Wednesday, July 23, 2003

i'm kinda speechless these days.

it's the heat and the mid-airish-ness of not knowing where my balance is, i guess, and just life in general, with all its changes.
i haven't seen dirk since sunday: lovely jens is still in town, and the two of them needed some time together, and that was -of course- just fine with me. what was bizarre, and felt kinda ridiculous, though, was being on the phone with dirk in the evening, just 10 minutes away, both of us missing/wanting/needing each other, yet neither of us just hopping on our bikes to make the contact immediate. it felt like punishment. or something.

who ever said that absence makes the heart grow fonder was a liar.
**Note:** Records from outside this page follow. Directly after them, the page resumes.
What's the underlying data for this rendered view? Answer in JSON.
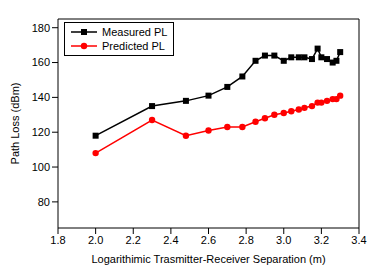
{
  "chart_data": {
    "type": "line",
    "x_label": "Logarithimic Trasmitter-Receiver Separation (m)",
    "y_label": "Path Loss (dBm)",
    "x": [
      2.0,
      2.3,
      2.48,
      2.6,
      2.7,
      2.78,
      2.85,
      2.9,
      2.95,
      3.0,
      3.04,
      3.08,
      3.11,
      3.15,
      3.18,
      3.2,
      3.23,
      3.26,
      3.28,
      3.3
    ],
    "series": [
      {
        "name": "Measured PL",
        "color": "#000000",
        "marker": "square",
        "values": [
          118,
          135,
          138,
          141,
          146,
          152,
          161,
          164,
          164,
          161,
          163,
          163,
          163,
          162,
          168,
          163,
          162,
          160,
          161,
          166
        ]
      },
      {
        "name": "Predicted PL",
        "color": "#ff0000",
        "marker": "circle",
        "values": [
          108,
          127,
          118,
          121,
          123,
          123,
          126,
          128,
          130,
          131,
          132,
          133,
          134,
          135,
          137,
          137,
          138,
          139,
          139,
          141
        ]
      }
    ],
    "xlim": [
      1.8,
      3.4
    ],
    "xticks": [
      1.8,
      {
        "value": 2,
        "label": "2.0"
      },
      2.2,
      2.4,
      2.6,
      2.8,
      {
        "value": 3,
        "label": "3.0"
      },
      3.2,
      3.4
    ],
    "ylim": [
      65,
      185
    ],
    "yticks": [
      80,
      100,
      120,
      140,
      160,
      180
    ],
    "grid": false,
    "legend": "top-left"
  }
}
i'll drive over to dirk's place in a short little while, to see jens off at the train station in the early afternoon. it's a bit of a bummer that we didn't get more time together, but i am sure this wasn't the last time we'll meet.

i've used this little bit of lone time, too, studying, watching the tour, doing yoga, casually looking for a job (found a 6 day research stint at the commerce department which would pay 100€ per day, applied, and am now crossing my fingers), applying for a seminar in september with silke, going to jazz ohne stress with tina last night. she's indeed leaving in three weeks, to spend the next 6 months preparing for finals at her parent's place. i don't think that's a good idea at all, but if she thinks she needs parental supervision to actually study, i hope it'll work for her. it surely wouldn't for me. she found someone to rent her place for those 6 months yesterday, so it is going to be real, her move, and that's strange going to be strange for me, because no matter how often i've whined about her since we've re-united, she is an exceptional friend to have around, and having her back in my life has made an enormous difference. her move will make an enormous difference in my life now, too.

i am speechless. this writing is just chit-chat, nothing more, and it annoys me, really, that my voice is gone for now, and that my need to write, too. it will return, of that i am sure.
i just wish i had something to say. i wish this life limbo was over.